CAPÍTULO III TEORIA DO DOMÍNIO DO FATO

3.6 A teoria do domínio do fato no Código Penal Brasileiro e aceitação pela jurisprudência

Com a reforma do Código Penal, em 1984, foi adotada a tese finalista, tendo o elemento dolo na estrutura da conduta, no erro de tipo e no erro de proibição. Consequentemente, nosso Código Penal também acolheu a teoria do domínio do fato.

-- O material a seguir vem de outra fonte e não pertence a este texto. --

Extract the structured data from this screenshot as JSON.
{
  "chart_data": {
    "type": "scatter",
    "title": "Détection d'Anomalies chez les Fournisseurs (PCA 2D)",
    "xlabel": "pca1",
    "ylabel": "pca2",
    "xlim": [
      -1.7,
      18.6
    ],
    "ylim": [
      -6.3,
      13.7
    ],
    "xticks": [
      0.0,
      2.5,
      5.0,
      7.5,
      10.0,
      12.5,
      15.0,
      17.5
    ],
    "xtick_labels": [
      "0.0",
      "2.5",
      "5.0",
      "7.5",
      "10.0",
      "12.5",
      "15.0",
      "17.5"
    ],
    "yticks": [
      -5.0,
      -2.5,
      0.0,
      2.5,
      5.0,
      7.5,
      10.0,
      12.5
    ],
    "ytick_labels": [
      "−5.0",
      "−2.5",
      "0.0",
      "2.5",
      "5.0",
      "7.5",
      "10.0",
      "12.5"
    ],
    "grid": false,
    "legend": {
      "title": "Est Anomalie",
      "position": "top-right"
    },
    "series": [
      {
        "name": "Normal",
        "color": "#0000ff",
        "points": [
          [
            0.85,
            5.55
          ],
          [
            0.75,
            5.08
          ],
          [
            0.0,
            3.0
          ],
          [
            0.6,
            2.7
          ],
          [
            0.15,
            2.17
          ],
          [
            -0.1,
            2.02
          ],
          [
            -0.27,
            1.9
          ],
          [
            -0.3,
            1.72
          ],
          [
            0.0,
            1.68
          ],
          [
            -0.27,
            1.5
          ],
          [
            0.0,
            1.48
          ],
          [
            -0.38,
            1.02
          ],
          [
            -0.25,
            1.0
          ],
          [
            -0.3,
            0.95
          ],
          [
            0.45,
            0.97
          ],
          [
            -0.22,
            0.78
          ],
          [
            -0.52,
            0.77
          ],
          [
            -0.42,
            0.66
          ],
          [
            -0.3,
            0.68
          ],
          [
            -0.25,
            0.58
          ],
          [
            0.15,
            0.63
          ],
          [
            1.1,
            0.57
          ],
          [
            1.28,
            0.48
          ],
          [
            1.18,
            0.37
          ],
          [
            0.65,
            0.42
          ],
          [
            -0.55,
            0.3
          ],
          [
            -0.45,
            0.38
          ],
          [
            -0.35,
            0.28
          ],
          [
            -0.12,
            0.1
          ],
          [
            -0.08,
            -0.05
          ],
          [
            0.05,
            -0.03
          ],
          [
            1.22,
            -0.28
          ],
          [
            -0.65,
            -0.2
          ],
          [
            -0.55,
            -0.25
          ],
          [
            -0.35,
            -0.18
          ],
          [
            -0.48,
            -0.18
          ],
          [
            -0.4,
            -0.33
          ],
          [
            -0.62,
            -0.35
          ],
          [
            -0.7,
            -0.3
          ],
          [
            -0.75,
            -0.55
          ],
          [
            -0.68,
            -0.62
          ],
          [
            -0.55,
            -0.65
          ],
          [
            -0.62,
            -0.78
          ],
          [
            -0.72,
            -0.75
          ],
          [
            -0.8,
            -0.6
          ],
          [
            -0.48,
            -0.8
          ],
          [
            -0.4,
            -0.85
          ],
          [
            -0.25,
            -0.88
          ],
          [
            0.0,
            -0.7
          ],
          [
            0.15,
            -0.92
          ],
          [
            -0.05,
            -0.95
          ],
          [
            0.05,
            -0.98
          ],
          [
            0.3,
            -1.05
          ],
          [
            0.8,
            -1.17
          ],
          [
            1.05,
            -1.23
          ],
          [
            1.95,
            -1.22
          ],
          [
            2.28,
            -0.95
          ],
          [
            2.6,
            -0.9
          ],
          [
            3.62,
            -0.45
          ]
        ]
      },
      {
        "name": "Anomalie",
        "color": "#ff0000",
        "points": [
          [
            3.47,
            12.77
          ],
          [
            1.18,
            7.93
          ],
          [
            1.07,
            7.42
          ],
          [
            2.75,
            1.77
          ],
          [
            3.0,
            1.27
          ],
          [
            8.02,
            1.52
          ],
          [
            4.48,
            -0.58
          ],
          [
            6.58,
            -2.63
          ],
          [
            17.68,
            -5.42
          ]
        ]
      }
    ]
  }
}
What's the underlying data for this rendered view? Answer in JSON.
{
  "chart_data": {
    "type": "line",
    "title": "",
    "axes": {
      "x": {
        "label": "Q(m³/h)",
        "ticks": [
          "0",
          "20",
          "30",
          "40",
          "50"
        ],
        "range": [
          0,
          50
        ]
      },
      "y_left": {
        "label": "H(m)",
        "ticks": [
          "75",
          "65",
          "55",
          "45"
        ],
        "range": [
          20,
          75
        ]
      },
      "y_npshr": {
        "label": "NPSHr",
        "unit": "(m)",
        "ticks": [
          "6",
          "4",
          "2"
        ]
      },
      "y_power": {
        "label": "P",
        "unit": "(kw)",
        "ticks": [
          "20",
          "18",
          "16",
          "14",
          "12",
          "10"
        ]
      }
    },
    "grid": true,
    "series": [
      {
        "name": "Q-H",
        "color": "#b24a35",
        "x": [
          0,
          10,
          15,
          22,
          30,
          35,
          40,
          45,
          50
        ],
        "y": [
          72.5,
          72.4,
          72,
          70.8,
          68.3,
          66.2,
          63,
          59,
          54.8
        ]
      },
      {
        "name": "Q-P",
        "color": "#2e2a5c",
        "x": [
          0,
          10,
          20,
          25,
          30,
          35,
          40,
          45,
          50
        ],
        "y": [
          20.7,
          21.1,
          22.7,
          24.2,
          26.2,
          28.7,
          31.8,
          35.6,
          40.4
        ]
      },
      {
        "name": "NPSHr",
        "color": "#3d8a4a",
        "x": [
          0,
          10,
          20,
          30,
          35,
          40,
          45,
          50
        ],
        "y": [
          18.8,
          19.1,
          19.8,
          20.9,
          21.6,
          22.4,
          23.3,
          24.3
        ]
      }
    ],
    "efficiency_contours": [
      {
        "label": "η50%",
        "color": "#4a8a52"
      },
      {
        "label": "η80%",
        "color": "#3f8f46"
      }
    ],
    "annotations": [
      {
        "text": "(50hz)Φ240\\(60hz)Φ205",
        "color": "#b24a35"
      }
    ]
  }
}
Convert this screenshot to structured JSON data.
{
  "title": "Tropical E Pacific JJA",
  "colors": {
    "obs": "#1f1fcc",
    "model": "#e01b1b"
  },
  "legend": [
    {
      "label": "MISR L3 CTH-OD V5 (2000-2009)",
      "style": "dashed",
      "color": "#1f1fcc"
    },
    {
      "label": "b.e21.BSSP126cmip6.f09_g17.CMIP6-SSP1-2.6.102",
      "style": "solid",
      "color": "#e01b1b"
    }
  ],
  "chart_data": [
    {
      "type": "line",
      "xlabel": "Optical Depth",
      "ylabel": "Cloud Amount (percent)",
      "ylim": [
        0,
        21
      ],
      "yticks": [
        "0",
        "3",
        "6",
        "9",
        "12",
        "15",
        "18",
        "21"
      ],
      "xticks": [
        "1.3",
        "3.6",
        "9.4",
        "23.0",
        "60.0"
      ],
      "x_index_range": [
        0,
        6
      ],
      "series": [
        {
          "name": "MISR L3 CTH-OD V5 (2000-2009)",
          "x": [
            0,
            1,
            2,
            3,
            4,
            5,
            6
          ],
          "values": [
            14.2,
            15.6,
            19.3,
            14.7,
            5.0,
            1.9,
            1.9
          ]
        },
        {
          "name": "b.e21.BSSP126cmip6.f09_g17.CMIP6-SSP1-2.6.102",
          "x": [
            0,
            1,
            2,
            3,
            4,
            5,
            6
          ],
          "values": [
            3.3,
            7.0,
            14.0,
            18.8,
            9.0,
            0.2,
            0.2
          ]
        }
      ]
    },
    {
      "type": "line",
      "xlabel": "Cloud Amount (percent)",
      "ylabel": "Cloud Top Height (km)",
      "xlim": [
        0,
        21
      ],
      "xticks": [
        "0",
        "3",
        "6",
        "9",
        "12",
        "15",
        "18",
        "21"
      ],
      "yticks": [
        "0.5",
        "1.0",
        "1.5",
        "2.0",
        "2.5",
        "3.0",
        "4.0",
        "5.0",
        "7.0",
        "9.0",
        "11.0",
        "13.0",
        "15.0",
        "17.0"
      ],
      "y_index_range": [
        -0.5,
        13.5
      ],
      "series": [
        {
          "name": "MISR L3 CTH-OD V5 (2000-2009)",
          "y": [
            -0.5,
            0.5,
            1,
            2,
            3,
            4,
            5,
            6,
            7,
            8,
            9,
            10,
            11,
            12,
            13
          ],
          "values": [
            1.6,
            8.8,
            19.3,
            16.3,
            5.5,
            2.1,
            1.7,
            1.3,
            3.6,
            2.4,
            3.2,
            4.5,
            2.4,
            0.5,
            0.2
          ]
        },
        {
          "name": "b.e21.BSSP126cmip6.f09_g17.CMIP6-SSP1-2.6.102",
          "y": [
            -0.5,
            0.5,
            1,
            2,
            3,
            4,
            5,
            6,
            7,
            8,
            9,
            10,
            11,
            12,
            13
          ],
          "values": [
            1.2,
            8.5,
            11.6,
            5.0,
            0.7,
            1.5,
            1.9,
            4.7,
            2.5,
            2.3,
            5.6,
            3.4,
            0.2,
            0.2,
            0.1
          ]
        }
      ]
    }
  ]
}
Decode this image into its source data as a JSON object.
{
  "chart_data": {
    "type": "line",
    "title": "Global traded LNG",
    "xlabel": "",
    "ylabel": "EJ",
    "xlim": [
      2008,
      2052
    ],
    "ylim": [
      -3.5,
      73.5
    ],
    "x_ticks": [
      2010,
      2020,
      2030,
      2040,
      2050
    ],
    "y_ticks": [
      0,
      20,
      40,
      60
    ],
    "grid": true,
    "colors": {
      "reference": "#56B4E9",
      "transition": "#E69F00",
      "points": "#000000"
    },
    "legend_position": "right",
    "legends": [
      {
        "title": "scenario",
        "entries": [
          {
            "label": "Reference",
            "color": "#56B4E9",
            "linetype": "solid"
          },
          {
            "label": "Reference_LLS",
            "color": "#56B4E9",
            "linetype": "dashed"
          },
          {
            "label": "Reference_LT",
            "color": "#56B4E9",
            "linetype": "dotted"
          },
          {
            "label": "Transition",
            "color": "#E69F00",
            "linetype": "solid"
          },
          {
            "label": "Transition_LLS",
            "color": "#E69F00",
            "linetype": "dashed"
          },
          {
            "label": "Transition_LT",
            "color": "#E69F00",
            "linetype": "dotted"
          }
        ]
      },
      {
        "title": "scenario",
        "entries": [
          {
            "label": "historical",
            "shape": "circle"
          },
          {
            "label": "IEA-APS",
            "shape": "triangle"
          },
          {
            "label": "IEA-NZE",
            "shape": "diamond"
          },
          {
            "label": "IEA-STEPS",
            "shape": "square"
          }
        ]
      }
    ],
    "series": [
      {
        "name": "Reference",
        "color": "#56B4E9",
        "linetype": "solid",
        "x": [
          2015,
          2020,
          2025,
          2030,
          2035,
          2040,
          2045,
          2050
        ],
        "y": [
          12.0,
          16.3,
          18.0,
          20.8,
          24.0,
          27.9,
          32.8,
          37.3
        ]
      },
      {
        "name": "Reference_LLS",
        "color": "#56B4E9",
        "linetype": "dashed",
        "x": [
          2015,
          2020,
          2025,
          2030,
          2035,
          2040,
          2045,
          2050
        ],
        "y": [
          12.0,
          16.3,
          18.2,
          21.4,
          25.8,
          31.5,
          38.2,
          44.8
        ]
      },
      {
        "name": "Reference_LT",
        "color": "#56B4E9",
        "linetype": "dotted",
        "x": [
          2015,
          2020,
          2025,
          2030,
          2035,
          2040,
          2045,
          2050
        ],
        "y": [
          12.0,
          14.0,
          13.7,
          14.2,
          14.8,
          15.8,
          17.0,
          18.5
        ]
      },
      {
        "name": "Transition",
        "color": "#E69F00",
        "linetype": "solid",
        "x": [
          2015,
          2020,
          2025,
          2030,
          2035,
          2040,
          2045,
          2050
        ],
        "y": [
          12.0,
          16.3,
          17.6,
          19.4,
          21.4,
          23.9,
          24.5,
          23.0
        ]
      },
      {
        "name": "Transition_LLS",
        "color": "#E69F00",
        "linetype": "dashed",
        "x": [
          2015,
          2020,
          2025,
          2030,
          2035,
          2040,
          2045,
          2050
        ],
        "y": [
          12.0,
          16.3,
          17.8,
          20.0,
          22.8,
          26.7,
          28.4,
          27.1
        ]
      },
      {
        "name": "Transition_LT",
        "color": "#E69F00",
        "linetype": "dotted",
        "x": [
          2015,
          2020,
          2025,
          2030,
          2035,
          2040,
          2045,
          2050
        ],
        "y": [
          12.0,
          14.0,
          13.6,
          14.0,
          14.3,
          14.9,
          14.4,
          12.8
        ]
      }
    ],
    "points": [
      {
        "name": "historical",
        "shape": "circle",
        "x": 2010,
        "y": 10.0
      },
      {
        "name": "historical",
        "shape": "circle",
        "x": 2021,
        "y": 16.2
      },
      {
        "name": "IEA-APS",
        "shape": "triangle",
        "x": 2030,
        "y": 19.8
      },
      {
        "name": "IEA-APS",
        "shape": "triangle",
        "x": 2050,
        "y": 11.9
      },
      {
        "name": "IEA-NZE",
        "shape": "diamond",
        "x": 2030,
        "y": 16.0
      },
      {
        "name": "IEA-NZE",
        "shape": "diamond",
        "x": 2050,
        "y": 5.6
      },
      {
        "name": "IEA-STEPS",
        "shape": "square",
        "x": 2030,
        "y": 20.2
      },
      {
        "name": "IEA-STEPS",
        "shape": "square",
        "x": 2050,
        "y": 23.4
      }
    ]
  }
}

Embora tenha-se adotado a teoria restritiva, recomenda-se a sua complementação com a respectiva teoria, a fim de uma justiça mais completa, a qual se complementa para integração das lacunas e correção de possíveis falhas da teoria restritiva.

De igual modo, a jurisprudência aceita a aplicação subsidiária do domínio do fato, em especial a do STJ, a qual vale à pena ser transcrita, porque essencial para a compreensão do tema abordado:

Na teoria do domínio funcional do fato, adotada por esta turma julgadora, serão coautores todos os que tiverem uma participação importante e necessária no cometimento da infração, não se exigindo que todos os agentes sejam executores, basta que tenham o domínio sobre as funções que lhe foram confiadas, sendo esta de importância fundamental no cometimento da ação. (Recurso Ordinário em Habeas Corpus n°. 7, Agravo em Recurso Especial nº. 652.937 – MG 2015⁄0010794 - 2; Relator: Min. Sebastião Reis Júnior; Publicado em 02/03/2015).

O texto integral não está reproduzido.